Quelques années plus tard, c'est sa fille, Garden Tradd, sauvageonne à la beauté troublante, qui emporte les succès dont rêvait Margaret. Lorsqu'elle épouse Sky, un riche New-Yorkais, elle sait qu'elle pourra bientôt partir à la conquête du monde.
Des palais de New York, Nice ou Monte-Carlo, au Train bleu et aux yachts extravagants de la Côte d'Azur, la jeune femme triomphe. Mais toute fête a une fin, et son passé va rattraper Garden en plein vol.
Ma Note : ★★★★★★★★★★
Mon Avis :
L'année dernière, je découvrais Alexandra Ripley avec son fameux roman, Charleston. Originaire de la ville du même nom, l'auteure est un pur produit de cette Amérique sudiste qui, si elle n'existait plus vraiment au moment où elle écrivait, persistait dans les souvenirs et dans le mode de vie. D'ailleurs, Alexandra Ripley a même écrit une suite au fameux roman de Margaret Mitchell, Autant en emporte le vent.
Dans Retour à Charleston, nous sommes au début du XXème siècle et les premières générations découvertes dans le premier roman ont fait place aux plus jeunes. Elizabeth, la petite héroïne de Charleston est aujourd'hui une femme de soixante ans et l'héroïne est sa petite-nièce, Garden Tradd. Née à Barony, ancienne plantation négrière qui a perdu sa fonction au moment de la Guerre de Sécession, Garden, rejetée par sa mère, grandissant au sein d'une famille qui se délite, a été élevée parmi les serviteurs noirs de Barony, avant d'aller étudier à Charleston. Ambitieuse, sa mère, Margaret, qui n'a pas eu la chance d'être reconnue comme elle le souhaitait, d'être une mondaine, une femme du monde, met alors tous ses espoirs en sa fille. Garden tombe amoureuse, se marie, découvre le monde, en ce début de XXème siècle qui va à cent à l'heure ! C'est l'entre-deux-guerres et en Amérique comme en Europe on se hâte de vivre après les horreurs de la Première guerre. C'est l'époque des années folles, de la Prohibition... C'est l'époque de Gatsby le Magnifique, de la pègre de Chicago etc...

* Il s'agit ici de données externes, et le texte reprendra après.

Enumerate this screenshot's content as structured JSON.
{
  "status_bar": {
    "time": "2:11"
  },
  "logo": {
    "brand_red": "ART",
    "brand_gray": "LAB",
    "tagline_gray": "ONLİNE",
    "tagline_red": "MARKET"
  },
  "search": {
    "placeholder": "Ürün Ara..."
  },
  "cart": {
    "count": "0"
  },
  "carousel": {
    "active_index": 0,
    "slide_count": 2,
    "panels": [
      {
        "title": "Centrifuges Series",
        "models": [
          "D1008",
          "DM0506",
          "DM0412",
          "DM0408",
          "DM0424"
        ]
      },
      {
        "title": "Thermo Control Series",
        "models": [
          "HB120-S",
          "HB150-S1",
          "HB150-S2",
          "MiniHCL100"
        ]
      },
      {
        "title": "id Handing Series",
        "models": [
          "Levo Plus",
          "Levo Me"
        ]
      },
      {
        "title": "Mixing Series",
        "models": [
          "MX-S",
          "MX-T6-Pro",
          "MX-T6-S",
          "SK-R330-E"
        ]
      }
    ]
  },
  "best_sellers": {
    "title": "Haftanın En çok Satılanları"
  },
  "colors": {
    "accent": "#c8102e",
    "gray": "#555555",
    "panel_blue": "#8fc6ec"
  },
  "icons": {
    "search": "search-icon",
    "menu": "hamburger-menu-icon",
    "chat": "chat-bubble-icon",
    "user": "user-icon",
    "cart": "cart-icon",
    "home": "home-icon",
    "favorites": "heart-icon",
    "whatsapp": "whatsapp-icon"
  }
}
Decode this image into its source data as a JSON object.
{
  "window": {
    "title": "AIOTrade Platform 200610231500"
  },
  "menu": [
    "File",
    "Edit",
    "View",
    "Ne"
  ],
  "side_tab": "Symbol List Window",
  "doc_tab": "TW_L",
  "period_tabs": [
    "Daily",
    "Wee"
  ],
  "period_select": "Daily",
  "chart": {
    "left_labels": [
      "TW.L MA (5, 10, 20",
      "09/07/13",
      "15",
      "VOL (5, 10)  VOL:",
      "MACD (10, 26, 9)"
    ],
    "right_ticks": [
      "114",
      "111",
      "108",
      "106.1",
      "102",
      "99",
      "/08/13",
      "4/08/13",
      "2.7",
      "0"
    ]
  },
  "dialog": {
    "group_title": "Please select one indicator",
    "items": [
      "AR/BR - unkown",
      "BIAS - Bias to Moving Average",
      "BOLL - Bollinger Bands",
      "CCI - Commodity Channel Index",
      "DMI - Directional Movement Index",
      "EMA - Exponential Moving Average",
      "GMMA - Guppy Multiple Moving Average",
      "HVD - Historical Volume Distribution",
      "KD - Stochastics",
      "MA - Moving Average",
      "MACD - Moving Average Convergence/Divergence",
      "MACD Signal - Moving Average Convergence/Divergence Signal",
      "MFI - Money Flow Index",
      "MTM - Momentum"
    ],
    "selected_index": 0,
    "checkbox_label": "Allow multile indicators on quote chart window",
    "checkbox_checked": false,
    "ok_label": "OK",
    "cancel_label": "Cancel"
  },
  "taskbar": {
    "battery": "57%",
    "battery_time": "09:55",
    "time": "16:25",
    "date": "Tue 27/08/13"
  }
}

Garden est une jeune américaine sudiste, encore très marquée par la manière de vivre de ses ancêtres, loin du mode de vie de ceux qu'ils appellent les Yankees. Elle découvre le monde à sa manière, avec fraîcheur, sincérité vivacité.
Comme pour Charleston, j'ai eu du mal avec le début. Ici j'ai eu l'impression que l'auteure allait trop vite... Si je m'étais ennuyée avec le premier roman, à cause de longueurs qui n'en finissaient plus, je dois dire que c'est tout le contraire ici, à tel point que je me suis sentie un peu perdue parfois -et cette manie de donner des patronymes comme prénoms aux nouveaux-nés n'a rien arrangé, je peux vous l'assurer ! ^^ Et puis, ça se calme... On se rend compte alors que les personnages traités dans les premiers chapitres ne sont pas les héros et que c'est peut-être pour ça aussi que l'auteure s'attarder moins sur eux. Comme dans Charleston, la vraie héroïne n'arrive pas tout de suite. Comme Elizabeth, d'abord on découvre Garden bébé puis petite fille, avant qu'elle ne devienne une belle jeune femme, mariée à l'un des meilleurs partis new-yorkais du moment.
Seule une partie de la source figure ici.